With President Biden set to deliver a speech tomorrow on voting rights, Texas advanced its new voting legislation on Sunday, NBC’s Jane Timm writes.

“House Bill 3 cleared committee along party lines early Sunday morning after approximately 24 hours of testimony and debate over the bill, according to Democratic lawmakers. Senate Bill 1 was similarly passed out of committee Sunday afternoon. The legislation, taken up during a special session of the Texas State Legislature, drew hundreds of people to the state Capitol Saturday, with some waiting hours only to testify in the middle of the night.”

Texas Democrats blocked earlier legislation in May after a late-night walkout.

The new legislation “would require voters to provide identification for mail voting and would ban drive-thru and overnight options for early voting. Harris County, a heavily minority and liberal area of the state that is home to Houston, embraced those expanded early voting options during the 2020 general election. The bills would also add criminal penalties for voting law violations and empower partisan poll watchers,” Timm adds.

But two provisions that Democrats had earlier decried were removed, per the New York Times: “a limitation on Sunday voting, and a proposal that would have made it easier to overturn an election.”

Biden to give speech on reducing gun crimes

At 1:15 p.m. ET from the White House, President Biden – joined by Attorney General Merrick Garland and other law enforcement officials – will deliver remarks on his administration’s strategy to reduce gun crimes.

Also joining Biden: Eric Adams, who just won New York City’s Democratic mayoral primary.

Upcoming political events we’re watching

Here’s what’s on our political calendar over the next few weeks:

  • Friday, July 16: Mike Pence, Mike Pompeo and Kristi Noem all speak in Iowa at a Family Leader event.
  • Monday, July 26: Pompeo speaks at the Reagan Presidential Foundation’s speaker series.
  • Tuesday, July 27: Runoff in TX-6 special election between Susan Wright (whose husband passed away creating this vacancy) and state Rep. Jake Ellzey.

ICYMI: What else is happening in the world

Here’s where the Biden agenda stands in Congress.

Axios is reporting that the price tag for the opening salvo of the “soft” infrastructure reconciliation bill will be about $3.5 trillion.
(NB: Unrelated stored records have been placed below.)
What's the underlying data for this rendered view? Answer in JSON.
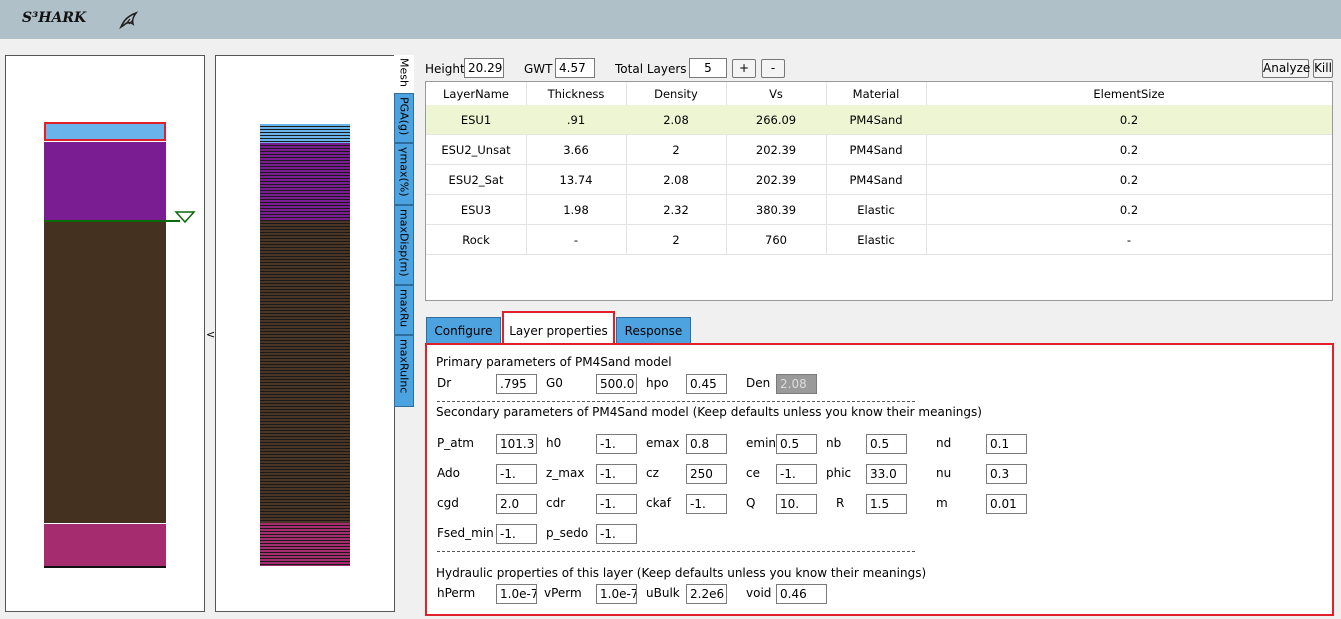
{
  "header": {
    "app_name": "S³HARK",
    "logo_icon": "shark-icon"
  },
  "colors": {
    "top_layer": "#6ab4ec",
    "unsat_layer": "#7a1c92",
    "sat_layer": "#443120",
    "bottom_layer": "#a52d6f",
    "accent_red": "#e0202a",
    "tab_blue": "#4da3e0",
    "selected_row": "#eef5d3",
    "water_table_line": "#0a6a0a"
  },
  "side_tabs": [
    "Mesh",
    "PGA(g)",
    "γmax(%)",
    "maxDisp(m)",
    "maxRu",
    "maxRuInc"
  ],
  "collapse_toggle": "<",
  "toolbar": {
    "height_label": "Height",
    "height_value": "20.29",
    "gwt_label": "GWT",
    "gwt_value": "4.57",
    "total_layers_label": "Total Layers",
    "total_layers_value": "5",
    "plus_label": "+",
    "minus_label": "-",
    "analyze_label": "Analyze",
    "kill_label": "Kill"
  },
  "table": {
    "columns": [
      "LayerName",
      "Thickness",
      "Density",
      "Vs",
      "Material",
      "ElementSize"
    ],
    "rows": [
      [
        "ESU1",
        ".91",
        "2.08",
        "266.09",
        "PM4Sand",
        "0.2"
      ],
      [
        "ESU2_Unsat",
        "3.66",
        "2",
        "202.39",
        "PM4Sand",
        "0.2"
      ],
      [
        "ESU2_Sat",
        "13.74",
        "2.08",
        "202.39",
        "PM4Sand",
        "0.2"
      ],
      [
        "ESU3",
        "1.98",
        "2.32",
        "380.39",
        "Elastic",
        "0.2"
      ],
      [
        "Rock",
        "-",
        "2",
        "760",
        "Elastic",
        "-"
      ]
    ]
  },
  "tabs": [
    "Configure",
    "Layer properties",
    "Response"
  ],
  "layer_props": {
    "primary_title": "Primary parameters of PM4Sand model",
    "primary": [
      [
        "Dr",
        ".795"
      ],
      [
        "G0",
        "500.0"
      ],
      [
        "hpo",
        "0.45"
      ],
      [
        "Den",
        "2.08"
      ]
    ],
    "dashes": "-----------------------------------------------------------------------",
    "secondary_title": "Secondary parameters of PM4Sand model (Keep defaults unless you know their meanings)",
    "secondary": [
      [
        [
          "P_atm",
          "101.3"
        ],
        [
          "h0",
          "-1."
        ],
        [
          "emax",
          "0.8"
        ],
        [
          "emin",
          "0.5"
        ],
        [
          "nb",
          "0.5"
        ],
        [
          "nd",
          "0.1"
        ]
      ],
      [
        [
          "Ado",
          "-1."
        ],
        [
          "z_max",
          "-1."
        ],
        [
          "cz",
          "250"
        ],
        [
          "ce",
          "-1."
        ],
        [
          "phic",
          "33.0"
        ],
        [
          "nu",
          "0.3"
        ]
      ],
      [
        [
          "cgd",
          "2.0"
        ],
        [
          "cdr",
          "-1."
        ],
        [
          "ckaf",
          "-1."
        ],
        [
          "Q",
          "10."
        ],
        [
          "R",
          "1.5"
        ],
        [
          "m",
          "0.01"
        ]
      ],
      [
        [
          "Fsed_min",
          "-1."
        ],
        [
          "p_sedo",
          "-1."
        ]
      ]
    ],
    "hydraulic_title": "Hydraulic properties of this layer (Keep defaults unless you know their meanings)",
    "hydraulic": [
      [
        "hPerm",
        "1.0e-7"
      ],
      [
        "vPerm",
        "1.0e-7"
      ],
      [
        "uBulk",
        "2.2e6"
      ],
      [
        "void",
        "0.46"
      ]
    ]
  }
}
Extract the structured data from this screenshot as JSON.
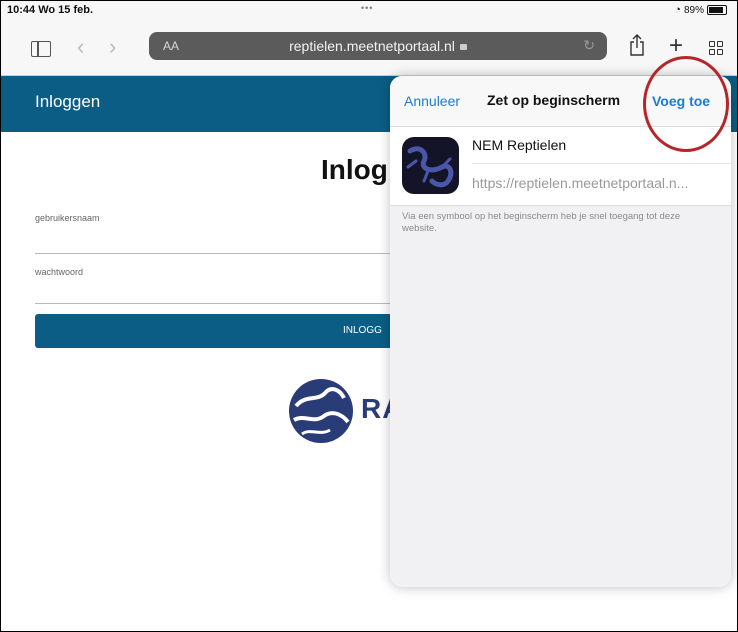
{
  "status_bar": {
    "time_date": "10:44  Wo 15 feb.",
    "dots": "•••",
    "battery_percent": "89%"
  },
  "browser": {
    "text_size_label": "AA",
    "url": "reptielen.meetnetportaal.nl",
    "icons": [
      "sidebar-icon",
      "back-icon",
      "forward-icon",
      "lock-icon",
      "reload-icon",
      "share-icon",
      "plus-icon",
      "tabs-icon"
    ]
  },
  "page": {
    "header_title": "Inloggen",
    "title": "Inlog",
    "username_label": "gebruikersnaam",
    "password_label": "wachtwoord",
    "login_button": "INLOGG",
    "logo_text": "RA"
  },
  "sheet": {
    "cancel_label": "Annuleer",
    "title": "Zet op beginscherm",
    "add_label": "Voeg toe",
    "app_name": "NEM Reptielen",
    "app_url": "https://reptielen.meetnetportaal.n...",
    "note": "Via een symbool op het beginscherm heb je snel toegang tot deze website."
  },
  "colors": {
    "brand_blue": "#0b5d85",
    "ios_link": "#1e7ad6",
    "highlight_ring": "#b5262a"
  }
}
The commander of U.S., NATO forces in Afghanistan is stepping down as America winds down its footprint in Afghanistan.

During a Sunday interview, Trump repeatedly praised the Jan. 6 protestors, called them peaceful and said his supporters were being held to a “double standard.”

Trump’s lawyers may be penalized for filing a lawsuit in Michigan a judge called just “speculation and conjecture.”